Obesity management has shifted from a "lifestyle-first" paradigm to a "biologically-driven" approach. As of April 2026, the FDA-approved roster for chronic weight management includes several key agents that every PA must master.

Mechanism of Action: Beyond Appetite Suppression

Glucagon-like peptide-1 (GLP-1) and Glucose-dependent insulinotropic peptide (GIP) are incretin hormones. While GLP-1 primarily slows gastric emptying and increases postprandial satiety via the hypothalamus, GIP adds a layer of metabolic regulation, specifically improving insulin sensitivity and potentially reducing the nausea associated with GLP-1 monotherapy.

Mechanism

High-Yield Agent Profiles for 2026

  1. Wegovy (semaglutide 2.4 mg): The established injectable standard. In the STEP 1 trials, it demonstrated roughly 15% weight loss over 68 weeks.
  2. Wegovy Oral (semaglutide 25 mg): Approved in late 2025, this daily tablet offers a non-injectable alternative for patients with needle phobia, though it requires strict fasting and water restrictions for absorption.
  3. Zepbound (tirzepatide): A dual GIP/GLP-1 agonist.

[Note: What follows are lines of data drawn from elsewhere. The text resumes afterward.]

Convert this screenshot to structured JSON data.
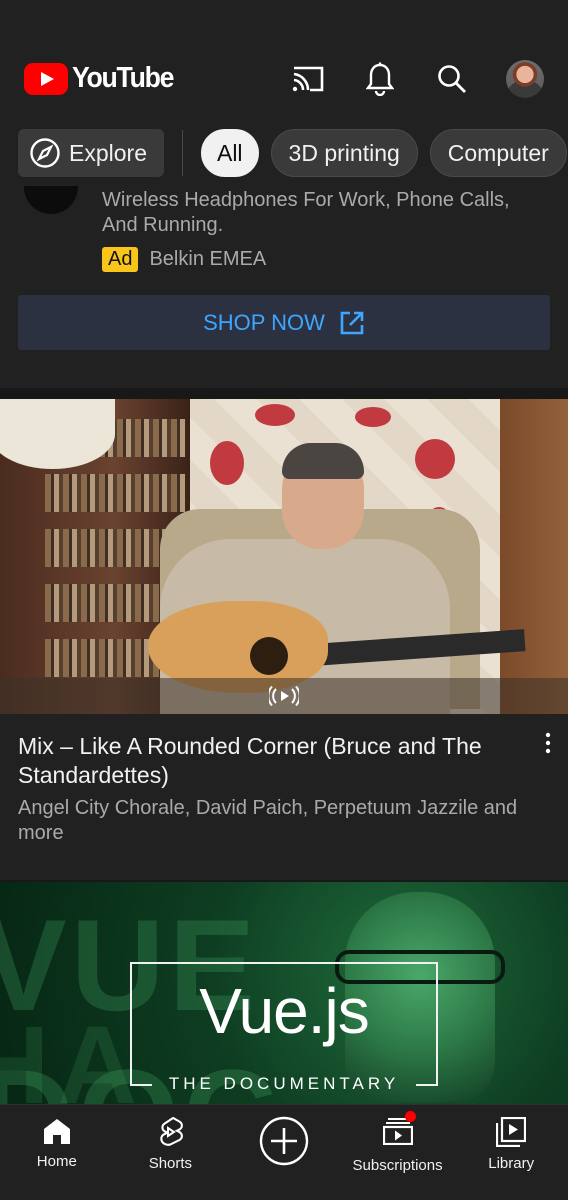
{
  "header": {
    "logo_text": "YouTube",
    "icons": [
      "cast-icon",
      "notifications-bell-icon",
      "search-icon",
      "account-avatar"
    ]
  },
  "chips": {
    "explore_label": "Explore",
    "items": [
      {
        "label": "All",
        "selected": true
      },
      {
        "label": "3D printing",
        "selected": false
      },
      {
        "label": "Computer",
        "selected": false
      }
    ]
  },
  "ad": {
    "description": "Wireless Headphones For Work, Phone Calls, And Running.",
    "badge": "Ad",
    "sponsor": "Belkin EMEA",
    "cta_label": "SHOP NOW"
  },
  "video1": {
    "title": "Mix – Like A Rounded Corner (Bruce and The Standardettes)",
    "subtitle": "Angel City Chorale, David Paich, Perpetuum Jazzile and more"
  },
  "video2": {
    "thumb_title": "Vue.js",
    "thumb_subtitle": "THE DOCUMENTARY"
  },
  "bottom_nav": {
    "home": "Home",
    "shorts": "Shorts",
    "subscriptions": "Subscriptions",
    "library": "Library"
  },
  "colors": {
    "brand_red": "#ff0000",
    "background": "#212121",
    "link_blue": "#3ea6ff",
    "ad_badge": "#f9c51b"
  }
}
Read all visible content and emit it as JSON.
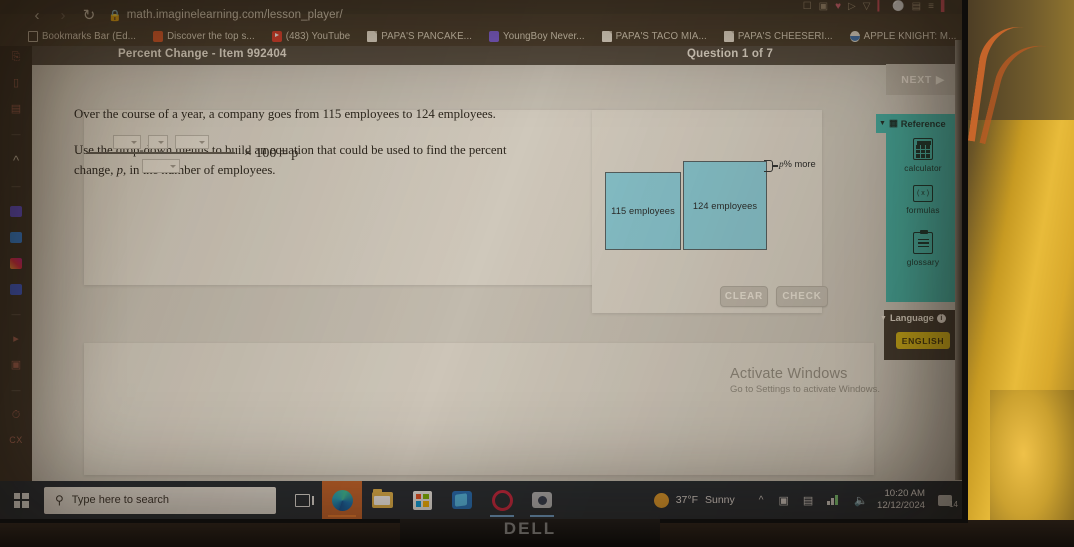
{
  "browser": {
    "url": "math.imaginelearning.com/lesson_player/",
    "back_icon": "back-arrow-icon",
    "forward_icon": "forward-arrow-icon",
    "reload_icon": "reload-icon",
    "lock_icon": "lock-icon",
    "bookmarks": [
      {
        "label": "Bookmarks Bar (Ed...",
        "icon": "folder-icon"
      },
      {
        "label": "Discover the top s...",
        "icon": "discover-icon"
      },
      {
        "label": "(483) YouTube",
        "icon": "youtube-icon"
      },
      {
        "label": "PAPA'S PANCAKE...",
        "icon": "document-icon"
      },
      {
        "label": "YoungBoy Never...",
        "icon": "flipboard-icon"
      },
      {
        "label": "PAPA'S TACO MIA...",
        "icon": "document-icon"
      },
      {
        "label": "PAPA'S CHEESERI...",
        "icon": "document-icon"
      },
      {
        "label": "APPLE KNIGHT: M...",
        "icon": "apple-knight-icon"
      }
    ]
  },
  "lesson": {
    "title": "Percent Change - Item 992404",
    "question_counter": "Question 1 of 7",
    "speaker_icon": "speaker-icon",
    "prompt_line1": "Over the course of a year, a company goes from 115 employees to 124 employees.",
    "prompt_line2_a": "Use the drop-down menus to build an equation that could be used to find the percent change, ",
    "prompt_variable": "p",
    "prompt_line2_b": ", in the number of employees."
  },
  "diagram": {
    "box_a_label": "115 employees",
    "box_b_label": "124 employees",
    "brace_label_var": "p",
    "brace_label_rest": "% more",
    "box_fill": "#87cfe0",
    "box_stroke": "#4f5d63"
  },
  "actions": {
    "clear_label": "CLEAR",
    "check_label": "CHECK"
  },
  "equation": {
    "numerator_dropdowns": [
      "",
      "",
      ""
    ],
    "denominator_dropdown": "",
    "tail": "× 100 = p",
    "dropdown_caret_icon": "chevron-down-icon"
  },
  "tools": {
    "next_label": "NEXT",
    "next_icon": "play-triangle-icon",
    "reference_header": "Reference",
    "reference_icon": "reference-icon",
    "items": [
      {
        "label": "calculator",
        "icon": "calculator-icon"
      },
      {
        "label": "formulas",
        "icon": "formulas-icon"
      },
      {
        "label": "glossary",
        "icon": "glossary-clipboard-icon"
      }
    ],
    "panel_color": "#3fb3ab",
    "language_header": "Language",
    "language_info_icon": "info-icon",
    "language_value": "ENGLISH",
    "language_button_color": "#d7b717",
    "collapse_icon": "caret-down-icon"
  },
  "watermark": {
    "title": "Activate Windows",
    "subtitle": "Go to Settings to activate Windows."
  },
  "taskbar": {
    "start_icon": "windows-start-icon",
    "search_placeholder": "Type here to search",
    "search_icon": "magnifier-icon",
    "apps": [
      {
        "name": "task-view",
        "icon": "task-view-icon"
      },
      {
        "name": "microsoft-edge",
        "icon": "edge-icon"
      },
      {
        "name": "file-explorer",
        "icon": "folder-icon"
      },
      {
        "name": "microsoft-store",
        "icon": "store-icon"
      },
      {
        "name": "outlook",
        "icon": "outlook-icon"
      },
      {
        "name": "opera",
        "icon": "opera-icon"
      },
      {
        "name": "camera",
        "icon": "camera-icon"
      }
    ],
    "weather_temp": "37°F",
    "weather_desc": "Sunny",
    "tray_chevron_icon": "chevron-up-icon",
    "tray_icons": [
      "onedrive-icon",
      "battery-icon",
      "wifi-icon",
      "volume-icon"
    ],
    "time": "10:20 AM",
    "date": "12/12/2024",
    "notification_count": "14",
    "notification_icon": "notification-icon"
  },
  "monitor": {
    "brand": "DELL"
  }
}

Clinical data (SURMOUNT-5) shows superiority over semaglutide monotherapy, with weight loss reaching 20-22% over 72 weeks.
  4. Foundayo (orforglipron): The newest addition to the 2026 toolkit. As a non-peptide, small-molecule oral GLP-1, it does not require the strict fasting conditions of oral semaglutide, allowing for much higher patient adherence.

Comparison

Clinical Application and Eligibility

When evaluating a patient for these therapies, use the standard BMI benchmarks. A patient is eligible for pharmacological intervention if their BMI is ≥30 kg/m² or ≥27 kg/m² with at least one weight-related comorbidity such as hypertension, T2DM, or dyslipidemia.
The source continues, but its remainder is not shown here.